Michel Marchand et Anne de Vergnette
Adhérent.e.s à Palestine 13, groupe local de l’AFPS de Marseille
Comment les responsables des chrétiens de France, signataires de la déclaration du 26 mai 2025, refusent toujours d’entendre les appels des chrétiens de Palestine et d’agir selon la signification du mot Kairos.
La philosophe Simone Weil (1909 - 1943) dénonçait le colonialisme comme la forme ultime de l’oppression sociale et des inégalités. La situation en Palestine a dépassé ce stade puisqu’il s’agit de la mise en œuvre, par l’État d’Israël, d’un colonialisme de remplacement. Il s’agit d’un nettoyage ethnique et d’un génocide pour s’approprier la terre de Palestine sans les Palestiniens
(le slogan odieux et mensonger, « Une terre sans peuple, pour un peuple sanst erre » est utilisé sans vergogne depuis les débuts du sionisme). Cette politique se déploie avec la complicité du monde occidental.

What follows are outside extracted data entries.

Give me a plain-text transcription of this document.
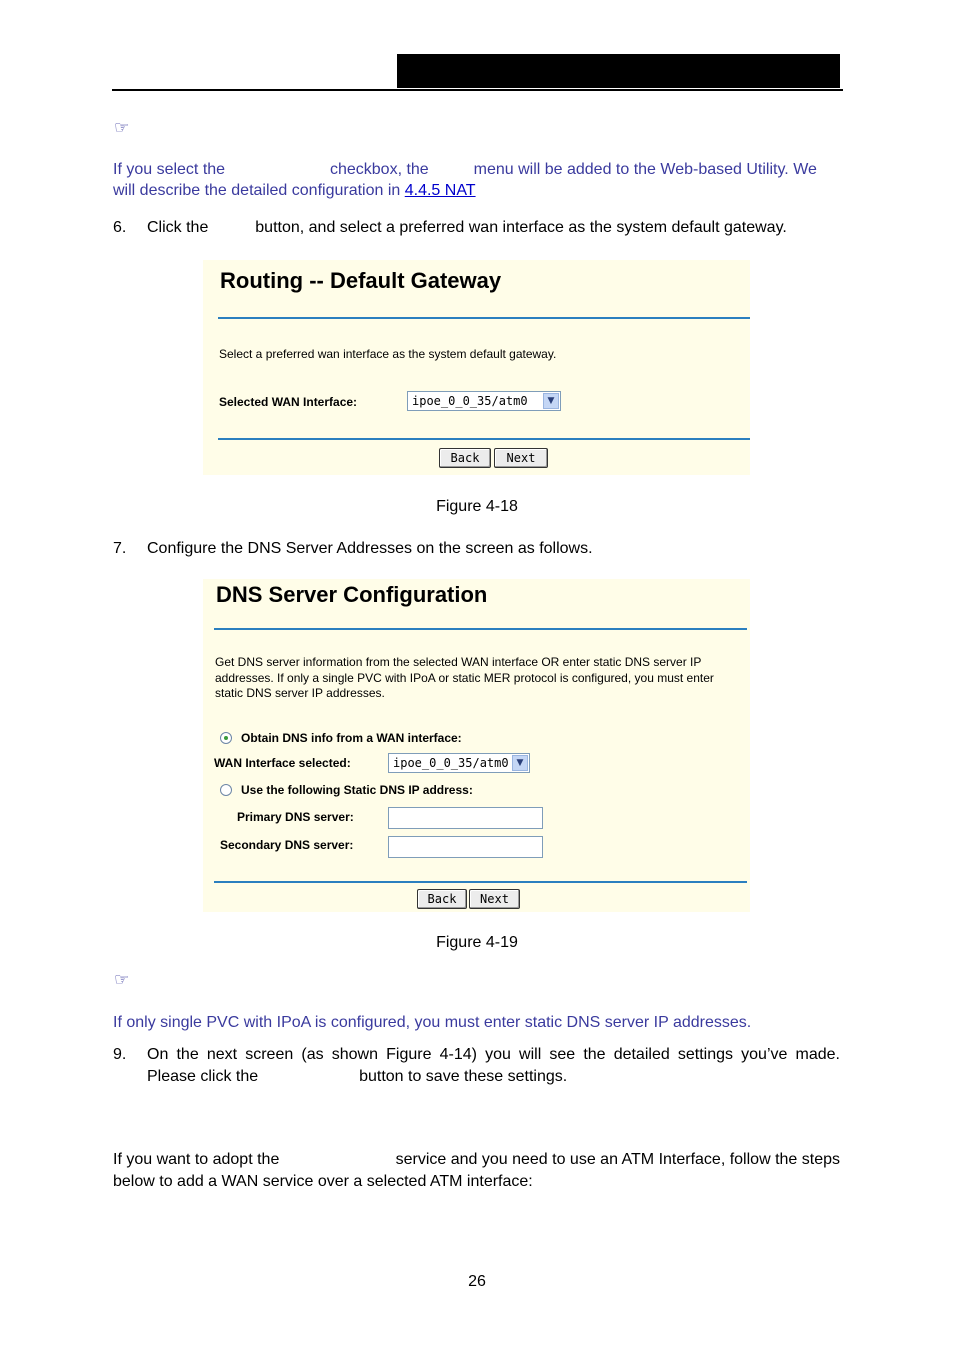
☞
If you select the	checkbox, the	menu will be added to the Web-based Utility. We
will describe the detailed configuration in 4.4.5 NAT
6. Click the	button, and select a preferred wan interface as the system default gateway.
Routing -- Default Gateway
Select a preferred wan interface as the system default gateway.
Selected WAN Interface:	ipoe_0_0_35/atm0	▼
Back	Next
Figure 4-18
7. Configure the DNS Server Addresses on the screen as follows.
DNS Server Configuration
Get DNS server information from the selected WAN interface OR enter static DNS server IP
addresses. If only a single PVC with IPoA or static MER protocol is configured, you must enter
static DNS server IP addresses.
Obtain DNS info from a WAN interface:
WAN Interface selected:	ipoe_0_0_35/atm0 ▼
Use the following Static DNS IP address:
Primary DNS server:
Secondary DNS server:
Back	Next
Figure 4-19
☞
If only single PVC with IPoA is configured, you must enter static DNS server IP addresses.
9. On the next screen (as shown Figure 4-14) you will see the detailed settings you’ve made.
Please click the	button to save these settings.
If you want to adopt the	service and you need to use an ATM Interface, follow the steps
below to add a WAN service over a selected ATM interface:
26
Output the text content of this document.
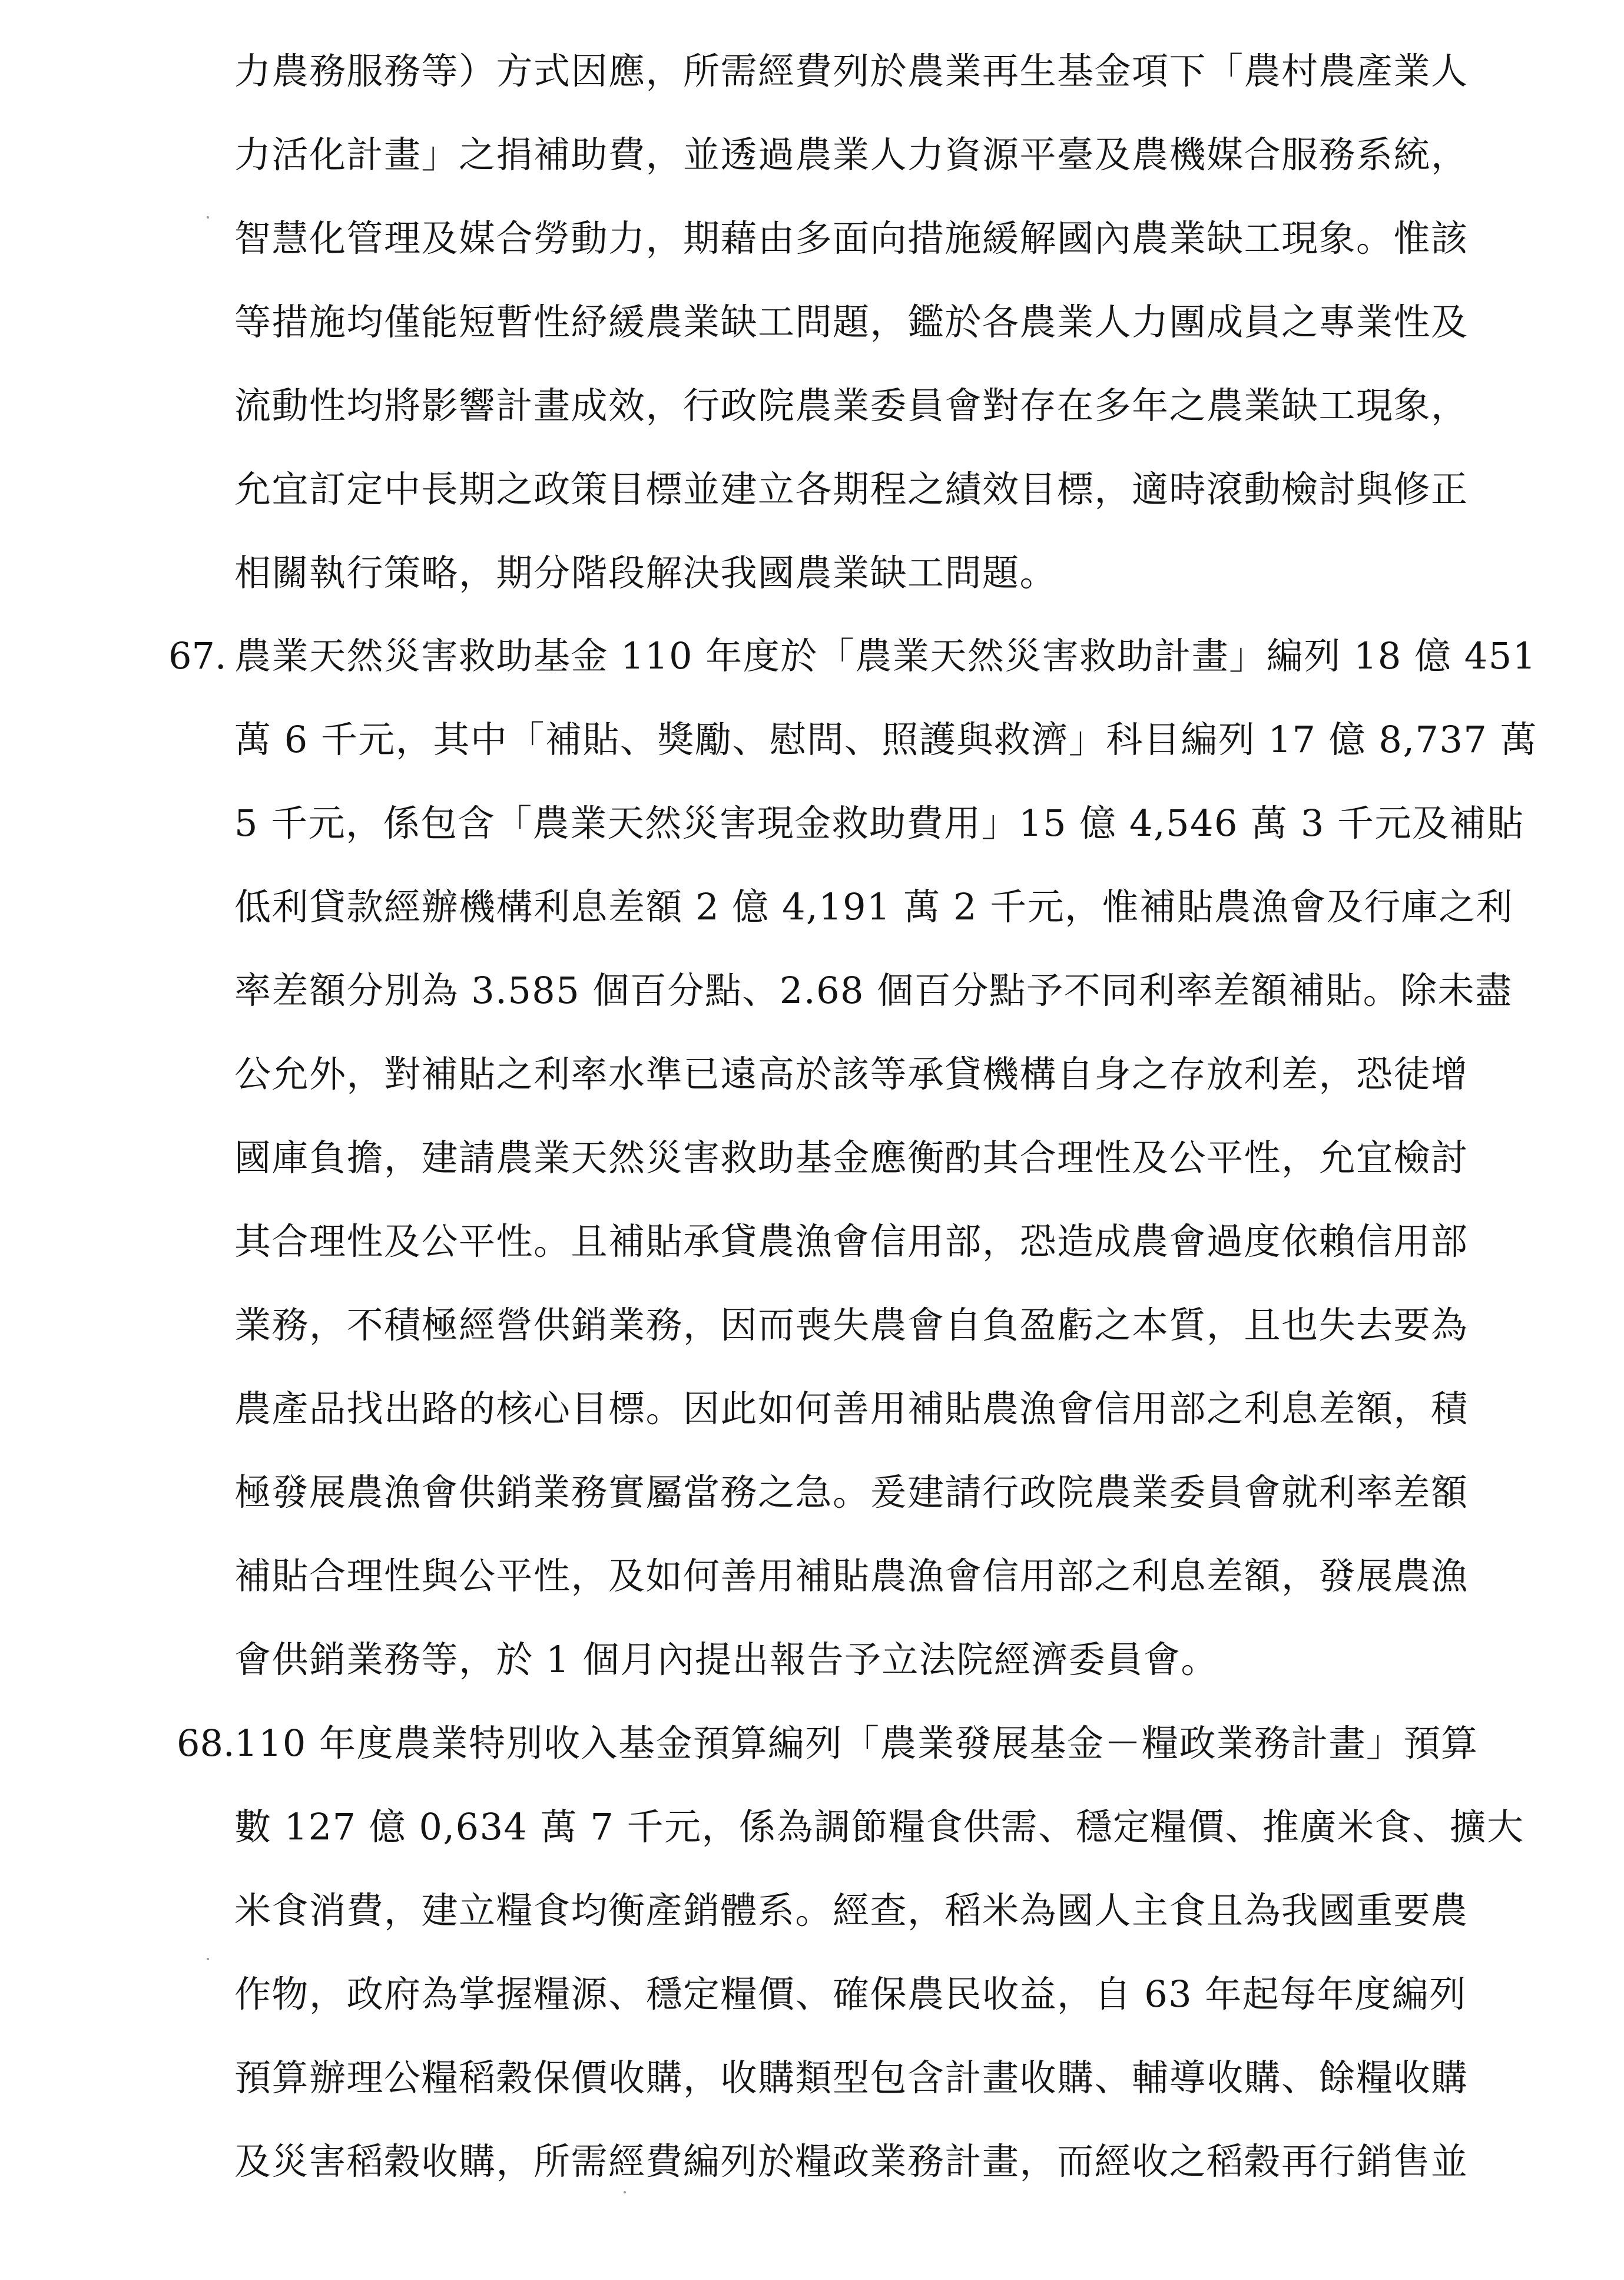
力農務服務等）方式因應，所需經費列於農業再生基金項下「農村農產業人

力活化計畫」之捐補助費，並透過農業人力資源平臺及農機媒合服務系統，

智慧化管理及媒合勞動力，期藉由多面向措施緩解國內農業缺工現象。惟該

等措施均僅能短暫性紓緩農業缺工問題，鑑於各農業人力團成員之專業性及

流動性均將影響計畫成效，行政院農業委員會對存在多年之農業缺工現象，

允宜訂定中長期之政策目標並建立各期程之績效目標，適時滾動檢討與修正

相關執行策略，期分階段解決我國農業缺工問題。

67. 農業天然災害救助基金 110 年度於「農業天然災害救助計畫」編列 18 億 451

萬 6 千元，其中「補貼、獎勵、慰問、照護與救濟」科目編列 17 億 8,737 萬

5 千元，係包含「農業天然災害現金救助費用」15 億 4,546 萬 3 千元及補貼

低利貸款經辦機構利息差額 2 億 4,191 萬 2 千元，惟補貼農漁會及行庫之利

率差額分別為 3.585 個百分點、2.68 個百分點予不同利率差額補貼。除未盡

公允外，對補貼之利率水準已遠高於該等承貸機構自身之存放利差，恐徒增

國庫負擔，建請農業天然災害救助基金應衡酌其合理性及公平性，允宜檢討

其合理性及公平性。且補貼承貸農漁會信用部，恐造成農會過度依賴信用部

業務，不積極經營供銷業務，因而喪失農會自負盈虧之本質，且也失去要為

農產品找出路的核心目標。因此如何善用補貼農漁會信用部之利息差額，積

極發展農漁會供銷業務實屬當務之急。爰建請行政院農業委員會就利率差額

補貼合理性與公平性，及如何善用補貼農漁會信用部之利息差額，發展農漁

會供銷業務等，於 1 個月內提出報告予立法院經濟委員會。

68. 110 年度農業特別收入基金預算編列「農業發展基金－糧政業務計畫」預算

數 127 億 0,634 萬 7 千元，係為調節糧食供需、穩定糧價、推廣米食、擴大

米食消費，建立糧食均衡產銷體系。經查，稻米為國人主食且為我國重要農

作物，政府為掌握糧源、穩定糧價、確保農民收益，自 63 年起每年度編列

預算辦理公糧稻穀保價收購，收購類型包含計畫收購、輔導收購、餘糧收購

及災害稻穀收購，所需經費編列於糧政業務計畫，而經收之稻穀再行銷售並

Dans le monde chrétien, des visions politiques, sociales s’opposent. Le mouvement Kairos1, vaste mouvement œcuménique chrétien non violent, s‘inspire de la théologie de la libération dont sont issues les expériences sud-américaines qui visaient à défendre l’amélioration des conditions de vie des plus pauvres, en garantissant notamment leur « droit à la terre ». Le
mouvement Kairos Palestine s’inscrit dans cette démarche et dénonce la situation des Palestiniens soumis à l’occupation illégale israélienne et à son œuvre de destruction.
Le 16 décembre 2024, Kairos Palestine adressait un appel aux Églises d’Europe : « Pourquoi gardez-vous le silence face au génocide ? ». A Pâques 2025, un nouvel appel était lancé : « Nous ne pouvons pas tolérer la politique et les pratiques d’oppression, de vol de terres, de nettoyage ethnique et de génocide, mises en œuvre par l’État d’Israël ». Le dernier appel mondial du 12 mai 2025(2) s’inscrit dans la défense des droits des Palestiniens et du respect du
droit international : droits à l’autodétermination, au retour des réfugiés, à la vie, à la liberté, à la dignité, condamnations de la discrimination raciale, de l’apartheid, de la confiscation des terres, des déplacements forcés, des crimes de guerre, des crimes contre l’humanité, du nettoyage ethnique, du génocide.
Les appels des Palestiniens, opprimés et colonisés, exprimés par Kairos Palestine rencontrent peu d’écho en Occident, en Europe, en France, alors que le Conseil œcuménique des Églises (COE) (3) réuni en Afrique du Sud du 18 au 24 juin 2025 demande aux États et aux églises « d’imposer des conséquences aux violations du droit international, y compris des
sanctions ciblées, le désinvestissement et les embargos sur les armes ».
La déclaration des responsables religieux chrétiens de France du 26 mai 20254 pour la paix à Gaza délivre un autre message, empreint d’une « théologie impériale », qui se révèle une justification d’un statu quo complice de celui du monde occidental. Certes, elle appelle à la paix en Palestine, mais elle reste superficielle, tiède, très vague et, au final, contre productive ! Or, il
est fondamental de se consacrer à une analyse approfondie de la situation en Palestine et de nommer les choses concrètement.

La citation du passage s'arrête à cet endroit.